Toujours apte à prendre le pouls du monde, le cinéaste évoque une fois de plus la trajectoire d’un réfugié syrien arrivé à Helsinki par bateau. Les premiers plans sur Khaled évoquent immédiatement l’idée d’une résurrection puisque le jeune homme surgit littéralement d’un tas de charbon puis monte des escaliers vers une nouvelle vie. Premier objectif : se rendre au commissariat pour tenter d’obtenir le convoité statut de réfugié. Deuxième objectif : retrouver sa sœur qui a disparu au cours de leur long périple et leur exil.
Résumé de cette manière, L’autre côté de l’espoir peut faire redouter une énième « fiction de gauche » pleine de bons sentiments et destinée à donner bonne conscience au lecteur de base de Télérama. Mais si Kaurismäki pose évidemment un regard sur le monde comme il ne va pas, il n’en fait pas une affaire idéologique. Lors d’une belle scène où Khaled raconte un peu son histoire, il dit qu’il ignore qui a brûlé sa maison et fait périr une grande partie de sa famille. Le régime d’Assad ? Daesch ? Les rebelles ? Peu importe pour lui : son drame est avant tout individuel et c’est en tant que personnage de fiction que le cinéaste s’intéresse à lui. Tel Fabrice à Waterloo dans La Chartreuse de Parme, Kaurismäki prend le petit bout de la lorgnette pour évoquer un drame historique mondial (les massacres à Alep, la tragédie des migrants, les guerres absurdes décimant les populations civiles…) et ses répercussions sur de simples individus qui ne cherchent qu’à survivre.
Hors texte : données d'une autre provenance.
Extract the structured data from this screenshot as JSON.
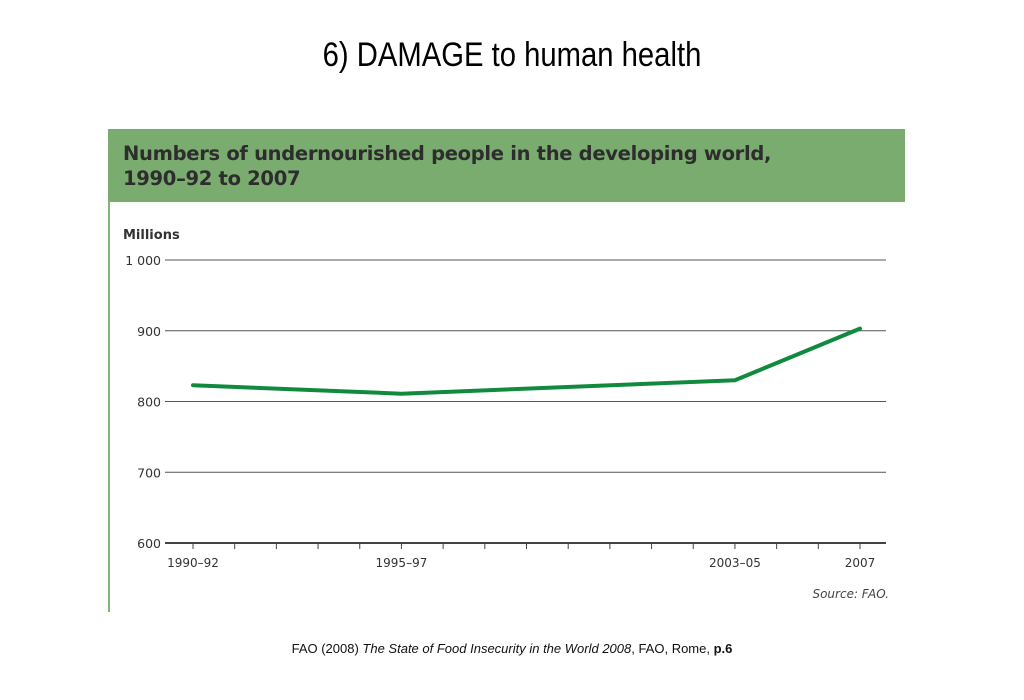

Très vite, Khaled quitte la défroque du « symbole » pour devenir un personnage kaurismakien : il affirme, le temps d’un questionnaire, que le Prophète est mort dans l’incendie de sa maison et il ne tergiverse pas lorsqu’il s’agit de boire un bon verre de bière. D’aucuns pourront reprocher au cinéaste de se contenter de reproduire à l’identique un univers déjà clairement identifié : humour minimaliste, rigueur d’une mise en scène bâtie sur des plans rigoureusement cadrés et un découpage bressonien, vieux rockers qui commentent l’action et jouent le rôle de chœurs antiques. Pourtant, le génie du cinéaste est de parvenir à trouver un équilibre subtil entre l’humour très noir de ses débuts et la fable humaniste, entre une certaine lucidité désespérée quant à la rudesse de l’existence et un certain idéalisme et une foi en la solidarité.
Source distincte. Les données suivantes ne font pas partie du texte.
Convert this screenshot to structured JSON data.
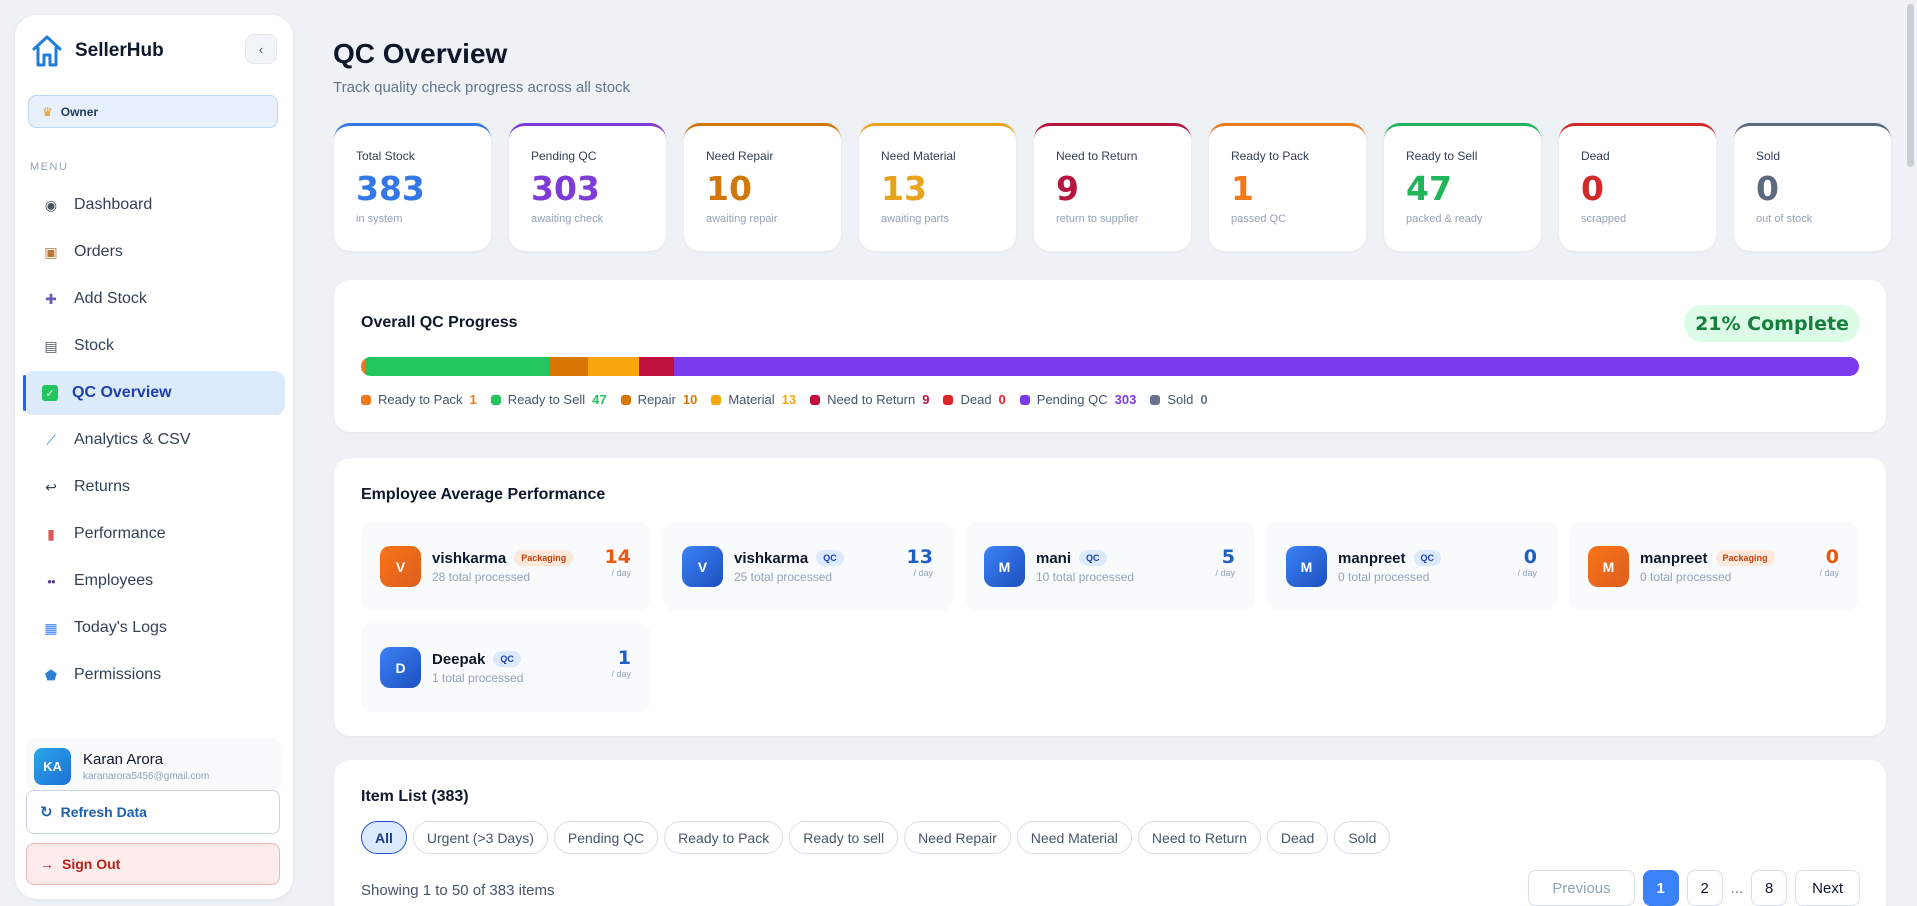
{
  "app": {
    "name": "SellerHub",
    "collapse_label": "‹"
  },
  "role": {
    "label": "Owner"
  },
  "menu_label": "MENU",
  "nav": [
    {
      "label": "Dashboard",
      "icon": "dashboard-icon",
      "active": false
    },
    {
      "label": "Orders",
      "icon": "package-icon",
      "active": false
    },
    {
      "label": "Add Stock",
      "icon": "plus-icon",
      "active": false
    },
    {
      "label": "Stock",
      "icon": "stock-icon",
      "active": false
    },
    {
      "label": "QC Overview",
      "icon": "check-icon",
      "active": true
    },
    {
      "label": "Analytics & CSV",
      "icon": "chart-icon",
      "active": false
    },
    {
      "label": "Returns",
      "icon": "return-icon",
      "active": false
    },
    {
      "label": "Performance",
      "icon": "bar-chart-icon",
      "active": false
    },
    {
      "label": "Employees",
      "icon": "users-icon",
      "active": false
    },
    {
      "label": "Today's Logs",
      "icon": "calendar-icon",
      "active": false
    },
    {
      "label": "Permissions",
      "icon": "shield-icon",
      "active": false
    }
  ],
  "user": {
    "initials": "KA",
    "name": "Karan Arora",
    "email": "karanarora5456@gmail.com"
  },
  "actions": {
    "refresh": "Refresh Data",
    "signout": "Sign Out"
  },
  "page": {
    "title": "QC Overview",
    "subtitle": "Track quality check progress across all stock"
  },
  "stats": [
    {
      "label": "Total Stock",
      "value": "383",
      "sub": "in system",
      "color": "#3478e5"
    },
    {
      "label": "Pending QC",
      "value": "303",
      "sub": "awaiting check",
      "color": "#7e3bd8"
    },
    {
      "label": "Need Repair",
      "value": "10",
      "sub": "awaiting repair",
      "color": "#d0780e"
    },
    {
      "label": "Need Material",
      "value": "13",
      "sub": "awaiting parts",
      "color": "#e9a31a"
    },
    {
      "label": "Need to Return",
      "value": "9",
      "sub": "return to supplier",
      "color": "#b5163f"
    },
    {
      "label": "Ready to Pack",
      "value": "1",
      "sub": "passed QC",
      "color": "#ee7a1c"
    },
    {
      "label": "Ready to Sell",
      "value": "47",
      "sub": "packed & ready",
      "color": "#20b559"
    },
    {
      "label": "Dead",
      "value": "0",
      "sub": "scrapped",
      "color": "#d22a2a"
    },
    {
      "label": "Sold",
      "value": "0",
      "sub": "out of stock",
      "color": "#5b6b7d"
    }
  ],
  "qc_progress": {
    "title": "Overall QC Progress",
    "complete_label": "21% Complete",
    "total": 383,
    "segments": [
      {
        "label": "Ready to Pack",
        "value": 1,
        "color": "#ee7a1c"
      },
      {
        "label": "Ready to Sell",
        "value": 47,
        "color": "#22c55e"
      },
      {
        "label": "Repair",
        "value": 10,
        "color": "#d97706"
      },
      {
        "label": "Material",
        "value": 13,
        "color": "#f5a70d"
      },
      {
        "label": "Need to Return",
        "value": 9,
        "color": "#be123c"
      },
      {
        "label": "Dead",
        "value": 0,
        "color": "#dc2626"
      },
      {
        "label": "Pending QC",
        "value": 303,
        "color": "#7c3aed"
      },
      {
        "label": "Sold",
        "value": 0,
        "color": "#64748b"
      }
    ]
  },
  "employee_perf": {
    "title": "Employee Average Performance",
    "employees": [
      {
        "initial": "V",
        "name": "vishkarma",
        "tag": "Packaging",
        "processed": "28 total processed",
        "rate": "14",
        "unit": "/ day",
        "theme": "orange"
      },
      {
        "initial": "V",
        "name": "vishkarma",
        "tag": "QC",
        "processed": "25 total processed",
        "rate": "13",
        "unit": "/ day",
        "theme": "blue"
      },
      {
        "initial": "M",
        "name": "mani",
        "tag": "QC",
        "processed": "10 total processed",
        "rate": "5",
        "unit": "/ day",
        "theme": "blue"
      },
      {
        "initial": "M",
        "name": "manpreet",
        "tag": "QC",
        "processed": "0 total processed",
        "rate": "0",
        "unit": "/ day",
        "theme": "blue"
      },
      {
        "initial": "M",
        "name": "manpreet",
        "tag": "Packaging",
        "processed": "0 total processed",
        "rate": "0",
        "unit": "/ day",
        "theme": "orange"
      },
      {
        "initial": "D",
        "name": "Deepak",
        "tag": "QC",
        "processed": "1 total processed",
        "rate": "1",
        "unit": "/ day",
        "theme": "blue"
      }
    ]
  },
  "item_list": {
    "title": "Item List (383)",
    "filters": [
      "All",
      "Urgent (>3 Days)",
      "Pending QC",
      "Ready to Pack",
      "Ready to sell",
      "Need Repair",
      "Need Material",
      "Need to Return",
      "Dead",
      "Sold"
    ],
    "active_filter": "All",
    "showing": "Showing 1 to 50 of 383 items",
    "pagination": {
      "previous": "Previous",
      "pages": [
        "1",
        "2"
      ],
      "ellipsis": "...",
      "last": "8",
      "next": "Next",
      "current": "1"
    }
  }
}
Parallèlement à la trajectoire de Khaled, Kaurismäki suit le parcours de Wikström, un VRP solitaire qui plaque tout pour se lancer dans la restauration. Pour le coup, ce personnage s’intègre parfaitement à la galerie des perdants magnifiques chers au cinéaste : solitaire, taiseux, il retrouve un certain sens à sa vie en se retrouvant patron d’une équipe de bras cassés (un portier, une barmaid, un cuisinier) et en prenant sous son aile Khaled.
Si le cinéaste décrit avec une certaine lucidité une société finlandaise frileuse, peu accueillante (Khaled, qui a pourtant tout perdu, est condamné à retourner dans son pays en raison d’arguties administratives absurdes) voire xénophobe (les abjects skins qui menacent le jeune homme), il ne se laisse pas aller au misérabilisme et au naturalisme crapoteux. L’espoir évoqué dans le titre, c’est le minuscule réseau de solidarités qui se met en place autour de Khaled. Ceux qui l’aident n’ont rien de « héros », ce ne sont ni des exemples ni des porte-étendards mais des individus n’ayant pas totalement mis de côté certains principes moraux et un certain bon sens « humaniste ».
Si l’univers de Kaurismäki peut paraître glacial avec ses cadres tirés au cordeau qui isolent les individus dans leurs solitudes et ces plans à la Hooper, il se réchauffe désormais au feu d’un humanisme à la Chaplin. Le cinéaste n’élude en rien les difficultés de l’existence et les horreurs du monde mais il montre aussi comme de simple petits gestes (offrir quatre murs à un réfugié, le cacher quand débarquent des inspecteurs…) peuvent les atténuer.
Des petits riens qui, mine de rien, signifient beaucoup et rendent précieux le cinéma de Kaurismäki.